The late afternoon sun streamed sideways through the trees, painting the flowers brilliant shades of orange and gold. It caught in the fencing, and reflected against the side of the house. The incense cedar towered over the long grass, and the maple had lost most of its leaves, carpeting the ground in a shower of red and gold and brown. The leaves of bulbs peeped up through the flower beds, and the earth was dark and moist. Alive.
We were both drinking lapsong soochong and staring down at the strawberries, which were confused by the weather, small white blooms crinkling in their planters, leaves a mass of rich green, eagerly overflowing, seeking the ground.

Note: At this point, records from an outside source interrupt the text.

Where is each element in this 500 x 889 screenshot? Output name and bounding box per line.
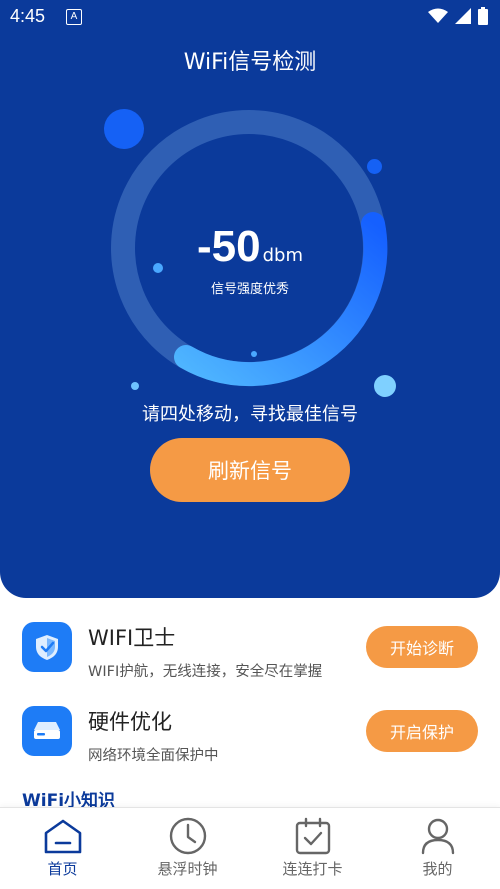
tab-label: 我的 [422,860,453,878]
decor-bubble [131,382,139,390]
clock-icon [169,817,207,855]
router-icon [22,706,72,756]
hero-panel: 4:45 A WiFi信号检测 -50 dbm 信号强度优秀 请四处移动，寻找最… [0,0,500,598]
signal-gauge [111,110,388,387]
calendar-check-icon [295,817,331,855]
signal-number: -50 [197,222,261,271]
user-icon [421,818,455,855]
signal-strength-value: -50 dbm [0,222,500,272]
decor-bubble [374,375,396,397]
tab-label: 悬浮时钟 [157,860,218,878]
tab-daily-checkin[interactable]: 连连打卡 [250,808,375,889]
feature-description: WIFI护航，无线连接，安全尽在掌握 [88,664,323,680]
tab-home[interactable]: 首页 [0,808,125,889]
decor-bubble [367,159,382,174]
signal-quality-label: 信号强度优秀 [210,282,289,297]
shield-icon [22,622,72,672]
feature-wifi-guard: WIFI卫士 WIFI护航，无线连接，安全尽在掌握 开始诊断 [0,610,500,690]
refresh-signal-button[interactable]: 刷新信号 [150,438,350,502]
enable-protection-button[interactable]: 开启保护 [366,710,478,752]
feature-hardware-optimize: 硬件优化 网络环境全面保护中 开启保护 [0,694,500,774]
feature-title: 硬件优化 [88,710,172,734]
tab-label: 首页 [47,860,78,878]
decor-bubble [251,351,257,357]
home-icon [44,819,82,854]
move-tip-text: 请四处移动，寻找最佳信号 [142,404,358,425]
feature-description: 网络环境全面保护中 [88,748,219,764]
tab-profile[interactable]: 我的 [375,808,500,889]
tab-label: 连连打卡 [282,860,343,878]
feature-title: WIFI卫士 [88,626,176,650]
signal-unit: dbm [262,245,303,266]
bottom-tab-bar: 首页 悬浮时钟 连连打卡 我的 [0,807,500,889]
tab-floating-clock[interactable]: 悬浮时钟 [125,808,250,889]
start-diagnosis-button[interactable]: 开始诊断 [366,626,478,668]
decor-bubble [104,109,144,149]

“This year I’m going to plant all strawberries,” he said. “I’m just going to fill the whole yard with them. Those ones last summer were so good. I don’t know about this kind, though, maybe I will plant different kinds, just to see.”
“That heliotrope is certainly looking good,” I said.

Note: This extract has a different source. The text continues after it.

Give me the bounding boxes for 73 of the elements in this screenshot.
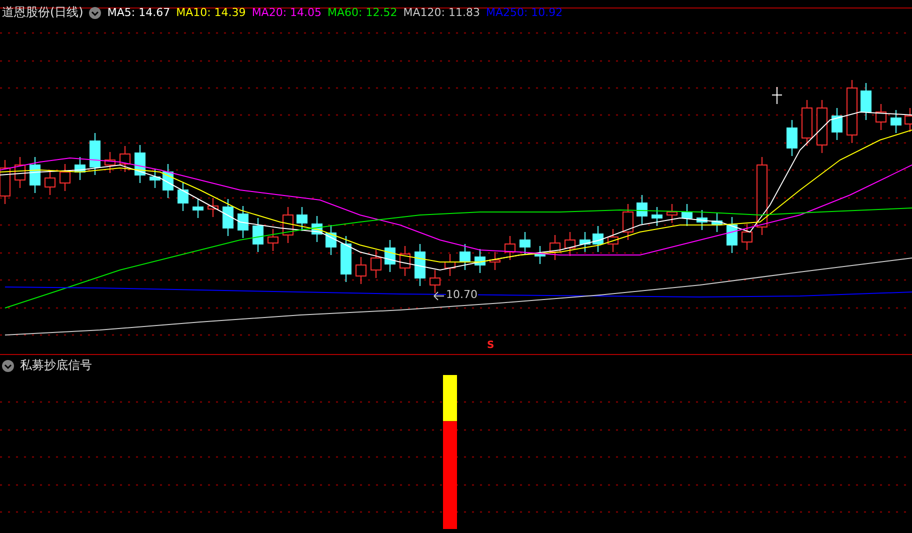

“Yeah, that really took off, didn’t it? Probably the fucking deer will eat that too, they eat everything else. Everything the gophers don’t.”
“Well, your little fence probably helps.”
“Probably. Damn birds ate the strawberries, that’s why I made the cages.”
There was a pause while we looked to the west.
“I think it’s going to rain again,” I said. “Look at those clouds.”
“They certainly are dark, aren’t they? You know, they carted Johnnie off to Sherwood Oaks.”
“Really? I remember you were telling me he wasn’t doing too well.”
“He just went crazy. One day I went up there and had to tuck him into bed.”
“I remember you mentioned that. That’s a pity. I remember you went up to their anniversary party. I wonder what Flossie is going to do now.”
There was another pause while we looked to the east, and I could see Martha tottering about her greenhouse.
“Martha’s out again.”
“So I see.”
“I was getting worried, for awhile there.”
“Is her daughter still here?”
“I don’t know what’s going on there, she’s been here since before Martha had her stroke.”
“Wouldn’t you hate it if I did that?”
“I don’t know,” he said, suddenly turning to me. “I think maybe people get kind of lonely sometimes.” He turned away and rolled another cigarette, and we looked to the clouds in the west again.
“I suppose we’d better bring those towels in, eh? Wouldn’t want them getting rained on.”
“Oh, let’s stay outside for a moment longer,” he said. “I can’t believe I’m almost sixty.”